For any matrix $M$, denote by $\sigma_{\min}(M)$ the smallest non-zero singular value of $M$. Now given a matrix $A=[A1,A2]$ and assume that $A$ has full column rank. Is it always true that $\sigma_{\min}(A)\leq\sigma_{\min}(A_1)$? I tried several examples on Matlab and all turned to be true. But I cannot prove it yet. Thanks in advance!

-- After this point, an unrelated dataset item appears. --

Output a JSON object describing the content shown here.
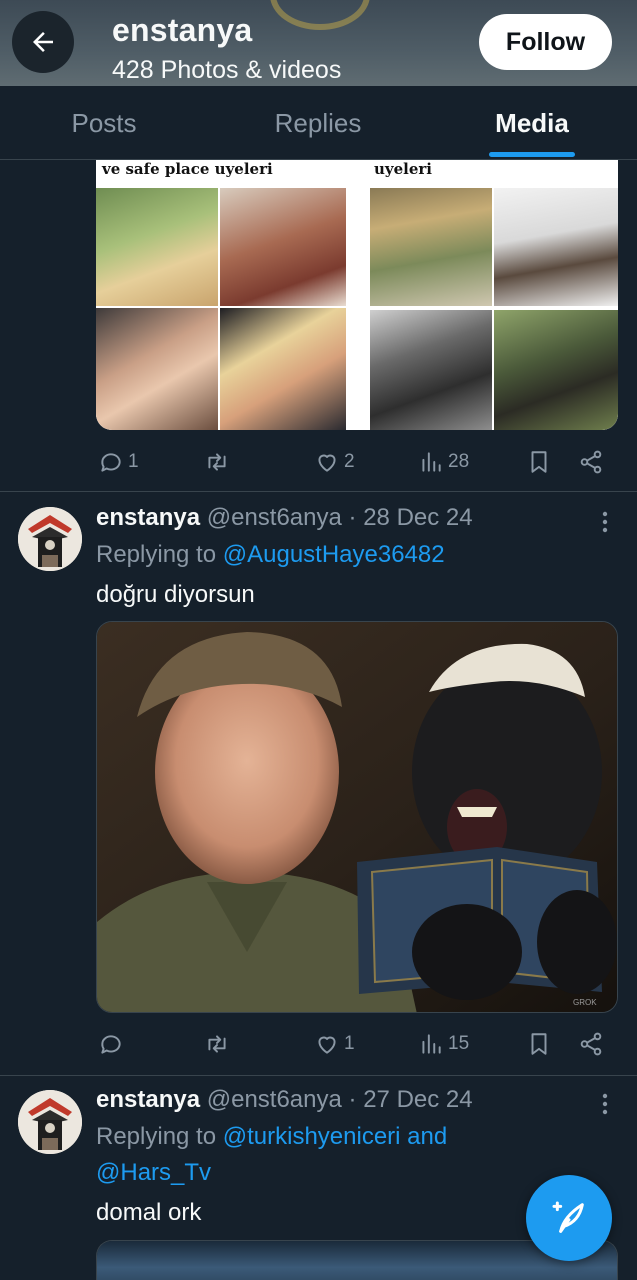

Adding a column $z$ to a matrix $A\in \mathbb{R}^{m \times n}$, $m>n$, will cause the min singular value ($\sigma_{min})$ to decrease or stay the same i.e., $$\sigma_{min}([A | z]) \leq \sigma_{min}(A)$$
Taking $A = U\Sigma V^T$ (the SVD) and $x$ as the last column of $V$, which corresponds to the singular vector for $\sigma_{min}$, and $\hat{A} = [A|z]$, we have
\begin{align} \sigma_{min}(A)& = \|Ax\|_2 && \text{b/c $x:=$ last column of $V$}\\ &= \|\hat{A}\begin{bmatrix}x\\0\end{bmatrix}\|_2 \ \geq \ \sigma_{min}(\hat{A})\cdot\|\begin{bmatrix}x\\0\end{bmatrix}\|_2 && \text{b/c $\|Ax\|_2 \geq \sigma_{min} \|x\|_2$ and $\|x\|_2=1$} \\ &= \sigma_{min}(\hat{A}) \cdot 1 && \text{} \end{align} Thus, $$\sigma_{min}(\hat{A}) \leq \sigma_{min}(A)$$